Although officers may need to use "physical force . . . to effectuate [a] suspect's compliance" when he refuses to comply with commands during a traffic stop, Deville, 567 F.3d at 167, the officers still must assess "the relationship between the need and the amount of force used," id. In Deville, we held that a reasonable jury could find that the degree of force used was not justified where the officer "engaged in very little, if any, negotiation" with the suspect and "instead quickly resorted to breaking her driver's side window and dragging her out of the vehicle." Id. at 168. If Newman's allegations are true, the officers immediately resorted to taser and nightstick without attempting to use physical skill, negotiation, or even commands.
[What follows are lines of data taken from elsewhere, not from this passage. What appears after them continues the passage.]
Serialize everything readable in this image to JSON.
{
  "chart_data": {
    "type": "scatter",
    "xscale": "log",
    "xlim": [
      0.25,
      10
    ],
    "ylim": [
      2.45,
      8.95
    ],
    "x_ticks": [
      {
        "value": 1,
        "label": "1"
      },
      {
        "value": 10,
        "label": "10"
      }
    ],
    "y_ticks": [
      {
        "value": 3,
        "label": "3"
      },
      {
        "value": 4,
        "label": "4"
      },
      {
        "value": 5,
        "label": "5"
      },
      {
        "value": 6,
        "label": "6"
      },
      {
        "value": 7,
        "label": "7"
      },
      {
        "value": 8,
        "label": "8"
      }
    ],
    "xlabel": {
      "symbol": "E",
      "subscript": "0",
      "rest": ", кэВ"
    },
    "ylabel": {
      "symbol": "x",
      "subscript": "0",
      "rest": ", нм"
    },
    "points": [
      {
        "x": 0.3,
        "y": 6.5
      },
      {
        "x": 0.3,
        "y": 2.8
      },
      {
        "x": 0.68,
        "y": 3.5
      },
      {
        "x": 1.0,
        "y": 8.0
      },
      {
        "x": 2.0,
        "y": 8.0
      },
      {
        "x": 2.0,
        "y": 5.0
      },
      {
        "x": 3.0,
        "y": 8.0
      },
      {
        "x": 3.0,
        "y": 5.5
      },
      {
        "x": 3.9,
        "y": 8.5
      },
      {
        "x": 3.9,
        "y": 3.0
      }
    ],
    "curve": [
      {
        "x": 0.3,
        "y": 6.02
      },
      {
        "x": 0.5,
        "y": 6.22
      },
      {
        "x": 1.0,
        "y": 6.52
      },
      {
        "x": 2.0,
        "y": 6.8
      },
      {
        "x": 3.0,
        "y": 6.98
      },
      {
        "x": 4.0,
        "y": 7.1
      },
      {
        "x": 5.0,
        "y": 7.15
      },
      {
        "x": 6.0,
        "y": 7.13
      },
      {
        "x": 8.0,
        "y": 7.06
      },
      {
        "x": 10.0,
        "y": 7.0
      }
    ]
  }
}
Viewing the summary-judgment facts in a light most favorable to Newman, we conclude that the use of force was objectively unreasonable.


The officers maintain that their conduct was not objectively unreasonable in light of clearly established law at the time of the incident. "[T]he contours of the right must be sufficiently clear that a reasonable official would understand that what he is doing violates that right." Anderson v. Creighton, 483 U.S. 635, 640 (1987). "The central concept is that of 'fair warning': The law can be clearly established despite notable factual distinctions between the precedents relied on and the cases then before the Court, so long as the prior decisions gave reasonable warning that the conduct then at issue violated constitutional rights." Kinney v. Weaver, 367 F.3d 337, 350 (5th Cir. 2004) (internal quotations and citation omitted). It is beyond dispute that Newman's right to be free from excessive force during an investigatory stop or arrest was clearly established in August 2007. See, e.g., Deville, 567 F.3d at 169; Tarver, 410 F.3d at 753S54.
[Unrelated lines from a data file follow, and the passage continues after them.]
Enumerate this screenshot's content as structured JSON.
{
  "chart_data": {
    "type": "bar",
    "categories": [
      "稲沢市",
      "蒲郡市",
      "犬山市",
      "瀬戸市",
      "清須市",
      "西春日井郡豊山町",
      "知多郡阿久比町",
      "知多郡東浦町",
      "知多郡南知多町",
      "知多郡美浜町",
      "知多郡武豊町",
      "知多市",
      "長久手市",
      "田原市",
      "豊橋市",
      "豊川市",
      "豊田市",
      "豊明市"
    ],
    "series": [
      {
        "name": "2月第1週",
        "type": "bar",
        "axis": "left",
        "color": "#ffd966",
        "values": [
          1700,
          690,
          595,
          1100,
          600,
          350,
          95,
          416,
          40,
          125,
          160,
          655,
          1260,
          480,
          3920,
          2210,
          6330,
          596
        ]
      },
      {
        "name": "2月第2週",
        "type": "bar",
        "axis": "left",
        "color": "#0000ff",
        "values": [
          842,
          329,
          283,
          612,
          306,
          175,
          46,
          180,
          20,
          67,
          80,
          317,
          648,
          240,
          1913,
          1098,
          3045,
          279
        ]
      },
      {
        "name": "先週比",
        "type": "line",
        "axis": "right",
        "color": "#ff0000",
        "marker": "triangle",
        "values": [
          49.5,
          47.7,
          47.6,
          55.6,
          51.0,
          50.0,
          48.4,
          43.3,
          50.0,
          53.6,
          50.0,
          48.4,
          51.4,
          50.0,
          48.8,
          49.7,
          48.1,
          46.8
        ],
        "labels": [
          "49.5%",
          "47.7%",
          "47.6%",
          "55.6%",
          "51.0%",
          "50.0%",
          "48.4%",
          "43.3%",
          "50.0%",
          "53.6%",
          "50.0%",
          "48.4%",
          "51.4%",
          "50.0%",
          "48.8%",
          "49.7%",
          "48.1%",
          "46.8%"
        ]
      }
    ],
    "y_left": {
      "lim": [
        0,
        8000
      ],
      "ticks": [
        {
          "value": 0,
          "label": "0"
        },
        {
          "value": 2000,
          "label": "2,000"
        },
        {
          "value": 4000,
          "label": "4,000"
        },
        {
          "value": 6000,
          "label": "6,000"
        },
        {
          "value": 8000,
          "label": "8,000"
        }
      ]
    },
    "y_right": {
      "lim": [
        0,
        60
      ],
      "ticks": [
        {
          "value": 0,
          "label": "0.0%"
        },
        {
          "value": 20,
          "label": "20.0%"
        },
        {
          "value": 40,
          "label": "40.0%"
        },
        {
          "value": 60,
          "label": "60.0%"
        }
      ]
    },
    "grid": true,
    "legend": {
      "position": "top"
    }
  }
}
Guedry contends that he had no reasonable warning that tasing Newman multiple times violated Newman's constitutional rights, because there was then no binding caselaw on the appropriate use of tasers. Lawfulness of force, how- ever, does not depend on the precise instrument used to apply it. Qualified *fn6 immunity will not protect officers who apply excessive and unreasonable force merely because their means of applying it are novel. *fn7

Furthermore, "in an obvious case," the Graham excessive-force factors themselves "can 'clearly establish' the answer, even without a body of relevant case law." Brosseau v. Haugen, 543 U.S. 194, 199 (2004). None of the Graham factors justifies Guedry's tasering Newman. As noted above, on Newman's account, he committed no crime, posed no threat to anyone's safety, and did not resist the officers or fail to comply with a command. Therefore, taking the facts *fn8

in the light most favorable to Newman at the summary-judgment stage, the officers' conduct was objectively unreasonable in light of clearly established law at the time of the incident.
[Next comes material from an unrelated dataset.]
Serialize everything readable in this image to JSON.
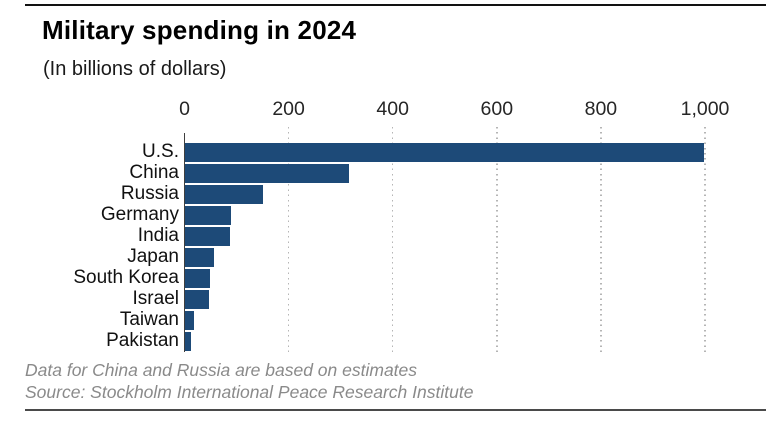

As governmental employees, the officers are entitled to official immunity on Newman's state-law claims for "(1) the performance of discretionary duties (2) that are within the scope of the employee's authority, (3) provided that [they] act[] in good faith." Telthorster v. Tennell, 92 S.W.3d 457, 460-61 (Tex. 2002). The only dispute is whether the officers acted in good faith. On the facts before us on summary judgment, they did not.

"Texas law of official immunity is substantially the same as federal qualified immunity." Wren v. Towe, 130 F.3d 1154, 1160 (5th Cir. 1997); see also Haggerty v. Tex. S. Univ., 391 F.3d 653, 658 (5th Cir. 2004). An officer acts in good faith if a reasonably prudent officer, under the same or similar circumstances, could have believed that the facts justified his conduct. City of Lancaster v. Chambers, 883 S.W.2d 650, 656S57 (Tex. 1994). Like the federal standard from which it is derived, Texas's good-faith test is one of objective legal reasonableness. Id. at 656. Because the officers' use of force was not objectively reasonable, it was not in good faith, so the officers are not entitled to official immunity on Newman's state-law claims.

Under the applicable law, we have no jurisdiction to review a district court's determination that there are genuine disputes of fact where we have decided, as a matter of law, that those factual issues are material. See, e.g., Juarez v. Aguilar, 666 F.3d 325, 331 (5th Cir. 2011).